Ранцев где-то видел это лицо, но где? Рядом с парнем та девушка в чеплашке. «Медик» была уже в юбке.
Глядя на Ранцева, она смеялась, показывая словно выточенные из мела рядки зубов.
– Ну, как дела? Как поживаешь, Кирилл? – спросил парень.
– А ты откуда знаешь меня?
– Знаю давно. Я видел, как ты пробу сдавал. Рубишь артистически. Только на руку зачем осерчал? Познакомьтесь, – предложил парень.
Девушка перестала смеяться и серьезно, тревожась, сказала:
– Ольга. Да мы уже знакомы. Болит рука?
– Уже нет.
– Так и не узнаешь меня? – допрашивал парень.
Ранцев напрягал память, старался припомнить, где это они встречались с этим чернявым человеком, но так и не вспомнил:
– Нет.
– Дырявая у тебя память, вот что. Приходи сегодня в семь часов в садик. Там будет вечер изобретателей. Лишний билет у меня есть. Возьми. Может быть, на вечере вспомнишь.
– Значит, придете? Я тоже буду. – Девушка смотрела на него так, точно просила прийти.
Вечер. Аллеи сада политы водой. Воздух пропитался прохладой. Играет музыка. Ранцев пришел рано. Он несколько раз измерил окружность сада. На нем черный костюм. Медные волосы искрятся. Полуботинки, под цвет волос, отсвечивают, мягко поскрипывают. Разглядывая встречных, ловя на себе любопытные взгляды девушек, он видел, как вышли из боковой аллеи чернявый парень с «медиком».
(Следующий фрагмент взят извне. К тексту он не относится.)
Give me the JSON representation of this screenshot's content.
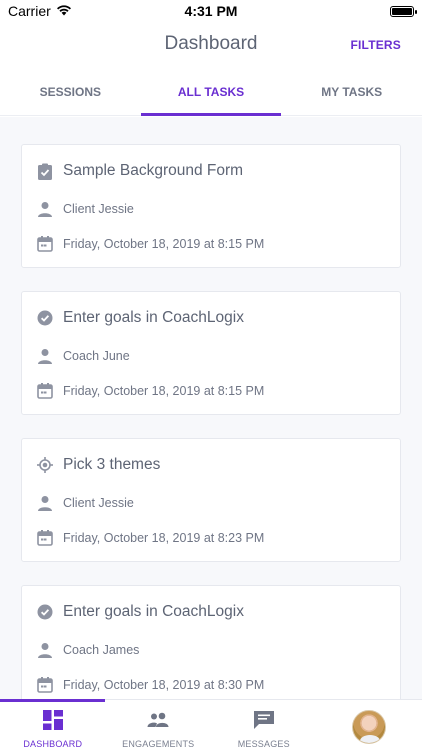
{
  "status_bar": {
    "carrier": "Carrier",
    "time": "4:31 PM"
  },
  "header": {
    "title": "Dashboard",
    "filters_label": "FILTERS"
  },
  "tabs": [
    {
      "label": "SESSIONS",
      "active": false
    },
    {
      "label": "ALL TASKS",
      "active": true
    },
    {
      "label": "MY TASKS",
      "active": false
    }
  ],
  "tasks": [
    {
      "title": "Sample Background Form",
      "type_icon": "clipboard-check-icon",
      "person": "Client Jessie",
      "date": "Friday, October 18, 2019 at 8:15 PM"
    },
    {
      "title": "Enter goals in CoachLogix",
      "type_icon": "check-circle-icon",
      "person": "Coach June",
      "date": "Friday, October 18, 2019 at 8:15 PM"
    },
    {
      "title": "Pick 3 themes",
      "type_icon": "target-icon",
      "person": "Client Jessie",
      "date": "Friday, October 18, 2019 at 8:23 PM"
    },
    {
      "title": "Enter goals in CoachLogix",
      "type_icon": "check-circle-icon",
      "person": "Coach James",
      "date": "Friday, October 18, 2019 at 8:30 PM"
    }
  ],
  "bottom_nav": [
    {
      "label": "DASHBOARD",
      "icon": "dashboard-icon",
      "active": true
    },
    {
      "label": "ENGAGEMENTS",
      "icon": "people-icon",
      "active": false
    },
    {
      "label": "MESSAGES",
      "icon": "chat-icon",
      "active": false
    },
    {
      "label": "",
      "icon": "avatar",
      "active": false
    }
  ],
  "colors": {
    "accent": "#6a2fd1",
    "text": "#5d6474",
    "icon": "#8e93a1",
    "background": "#f7f8fb"
  }
}
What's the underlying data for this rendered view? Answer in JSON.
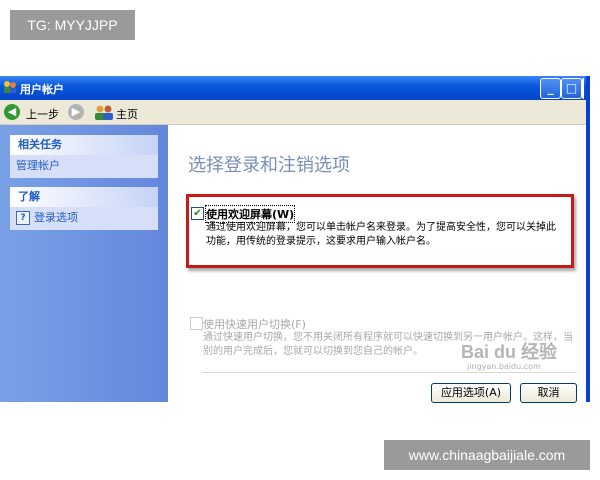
{
  "tg_badge": "TG: MYYJJPP",
  "window": {
    "title": "用户帐户",
    "controls": {
      "minimize": "_",
      "maximize": "□",
      "close": "✕"
    }
  },
  "toolbar": {
    "back_label": "上一步",
    "home_label": "主页",
    "back_icon": "arrow-left-icon",
    "forward_icon": "arrow-right-icon",
    "home_icon": "users-icon"
  },
  "sidebar": {
    "related_tasks": {
      "header": "相关任务",
      "items": [
        "管理帐户"
      ]
    },
    "learn_about": {
      "header": "了解",
      "items": [
        "登录选项"
      ]
    }
  },
  "content": {
    "title": "选择登录和注销选项",
    "option_welcome": {
      "checked": true,
      "label": "使用欢迎屏幕(W)",
      "description": "通过使用欢迎屏幕，您可以单击帐户名来登录。为了提高安全性，您可以关掉此功能，用传统的登录提示，这要求用户输入帐户名。"
    },
    "option_fast_switch": {
      "checked": false,
      "label": "使用快速用户切换(F)",
      "description": "通过快速用户切换，您不用关闭所有程序就可以快速切换到另一用户帐户。这样，当别的用户完成后，您就可以切换到您自己的帐户。"
    },
    "apply_button": "应用选项(A)",
    "cancel_button": "取消"
  },
  "watermark": {
    "main": "Bai du 经验",
    "sub": "jingyan.baidu.com"
  },
  "site_badge": "www.chinaagbaijiale.com",
  "colors": {
    "title_bar": "#0a57dc",
    "side_pane": "#7aa1e6",
    "highlight_box": "#c91a1a"
  }
}
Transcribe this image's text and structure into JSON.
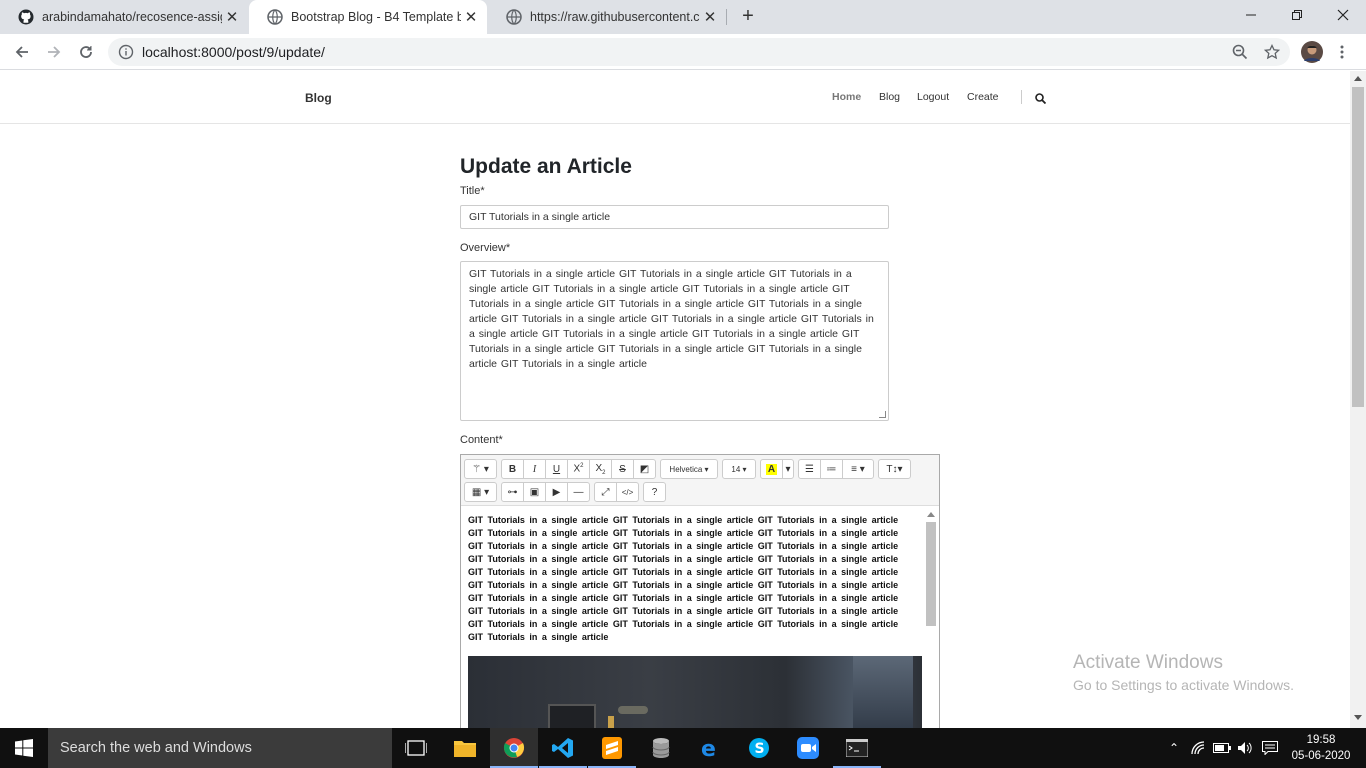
{
  "browser": {
    "tabs": [
      {
        "title": "arabindamahato/recosence-assig",
        "icon": "github-icon",
        "active": false
      },
      {
        "title": "Bootstrap Blog - B4 Template by",
        "icon": "globe-icon",
        "active": true
      },
      {
        "title": "https://raw.githubusercontent.co",
        "icon": "globe-icon",
        "active": false
      }
    ],
    "url": "localhost:8000/post/9/update/"
  },
  "site": {
    "brand": "Blog",
    "nav": [
      "Home",
      "Blog",
      "Logout",
      "Create"
    ]
  },
  "form": {
    "heading": "Update an Article",
    "title_label": "Title*",
    "title_value": "GIT Tutorials in a single article",
    "overview_label": "Overview*",
    "overview_value": "GIT Tutorials in a single article    GIT Tutorials in a single article    GIT Tutorials in a single article    GIT Tutorials in a single article    GIT Tutorials in a single article    GIT Tutorials in a single article    GIT Tutorials in a single article    GIT Tutorials in a single article    GIT Tutorials in a single article    GIT Tutorials in a single article    GIT Tutorials in a single article    GIT Tutorials in a single article    GIT Tutorials in a single article    GIT Tutorials in a single article    GIT Tutorials in a single article    GIT Tutorials in a single article    GIT Tutorials in a single article",
    "content_label": "Content*",
    "content_value": "GIT Tutorials in a single article    GIT Tutorials in a single article    GIT Tutorials in a single article    GIT Tutorials in a single article    GIT Tutorials in a single article    GIT Tutorials in a single article    GIT Tutorials in a single article    GIT Tutorials in a single article    GIT Tutorials in a single article    GIT Tutorials in a single article    GIT Tutorials in a single article    GIT Tutorials in a single article    GIT Tutorials in a single article    GIT Tutorials in a single article    GIT Tutorials in a single article    GIT Tutorials in a single article    GIT Tutorials in a single article    GIT Tutorials in a single article    GIT Tutorials in a single article    GIT Tutorials in a single article    GIT Tutorials in a single article    GIT Tutorials in a single article    GIT Tutorials in a single article    GIT Tutorials in a single article    GIT Tutorials in a single article    GIT Tutorials in a single article    GIT Tutorials in a single article    GIT Tutorials in a single article"
  },
  "editor_toolbar": {
    "font_name": "Helvetica",
    "font_size": "14"
  },
  "watermark": {
    "line1": "Activate Windows",
    "line2": "Go to Settings to activate Windows."
  },
  "taskbar": {
    "search_placeholder": "Search the web and Windows",
    "time": "19:58",
    "date": "05-06-2020"
  }
}
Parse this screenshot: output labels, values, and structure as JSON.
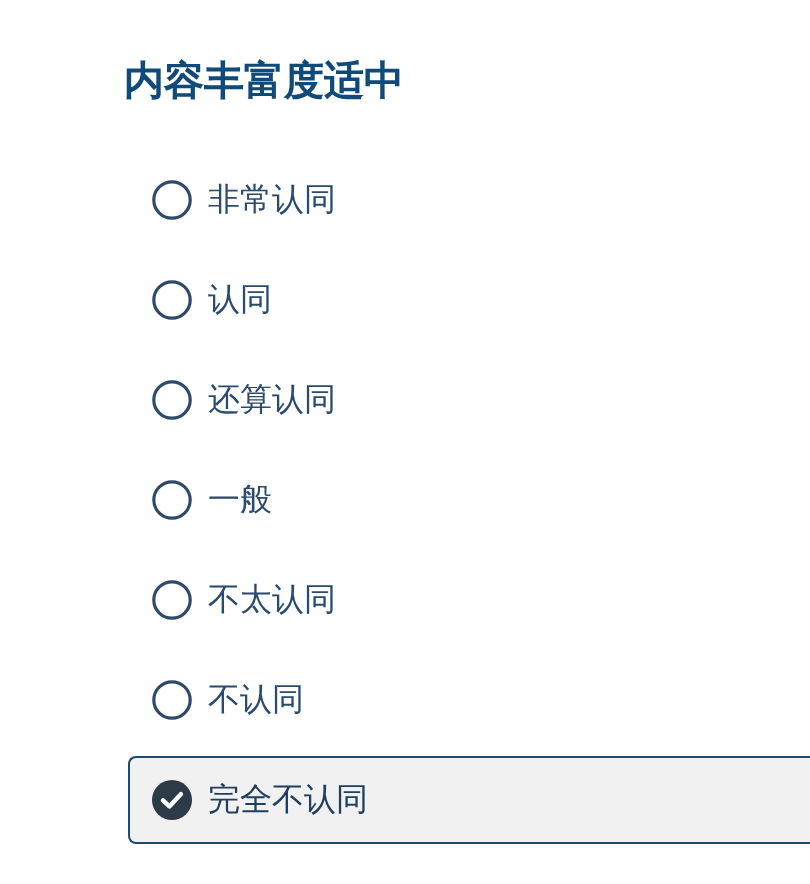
{
  "question": {
    "title": "内容丰富度适中",
    "options": [
      {
        "label": "非常认同",
        "selected": false
      },
      {
        "label": "认同",
        "selected": false
      },
      {
        "label": "还算认同",
        "selected": false
      },
      {
        "label": "一般",
        "selected": false
      },
      {
        "label": "不太认同",
        "selected": false
      },
      {
        "label": "不认同",
        "selected": false
      },
      {
        "label": "完全不认同",
        "selected": true
      }
    ]
  }
}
– А мы думали, вы не придете! – обрадованно сказала она.
– Не мы, а ты. Я был уверен, что Кирилл придет, – заявил парень.
«Он знает меня, но кто же он?» – метался в Кирилловой голове вопрос. И вдруг, точно во время грозы молния осветила окрестности, в памяти вспыхнула картина из детства. Теперь ярко освещенный стоял этот чернявый парень.
– Антон!
– Он самый, который распинал тебя. Не ожидал встретить?
– Как это «распинал»? – тревожно спросила девушка.
– Э-э-э, история длинная. Кирилл как-нибудь расскажет тебе. Лицо Ранцева покрылось пепельным цветом. Он смотрел на Антона широко раскрытыми глазами, но видел другого Антона. Там, в деревне.
Через двор от Ранцевых у попа Сергея был большой сад. Деревья обвисали крупными грушами, румяными яблоками. Сладкие, они таяли во рту. Иногда Кирилл, забывая порку, которой его угощали в этом саду, пробирался туда. Однажды он пробрался к плетню со стороны луга. По краям сада росли высокие ветлы, кусты акаций, а дальше – яблоки, груши, сладкие, сочные. Сердце билось колотушкой. Чуть-чуть шуршал в ветлах ветерок. Кирилл прополз в сад. Ни души. Вот она, самая лучшая яблоня. Белые сахарные яблоки можно достать рукой. А голова кружится. Это от страха. Пазуха быстро оказалась наполненной, и Кирилл уже бросился было наутек, как вдруг удар палкой точно переломил поясницу, а четыре цепких руки потянули его обратно в сад. Тяжелые яблоки высыпались из-за рубахи.
Попович и Антон, поповский батрак, повалили Кирилла и впились в него, как собаки в пойманного зайца. Но Кирилл не хотел сдаваться. Если жизнь не научила его нападать, то он знал, как надо защищаться. Извиваясь под ними, он кусался, но за каждый укус он получал удары, силу которых можно было сравнивать лишь с ударами железных молотков. Его решили превратить в мясную котлетку. И когда все лицо было вымазано в крови, а рот был забит землей, попович скомандовал: «Распять!»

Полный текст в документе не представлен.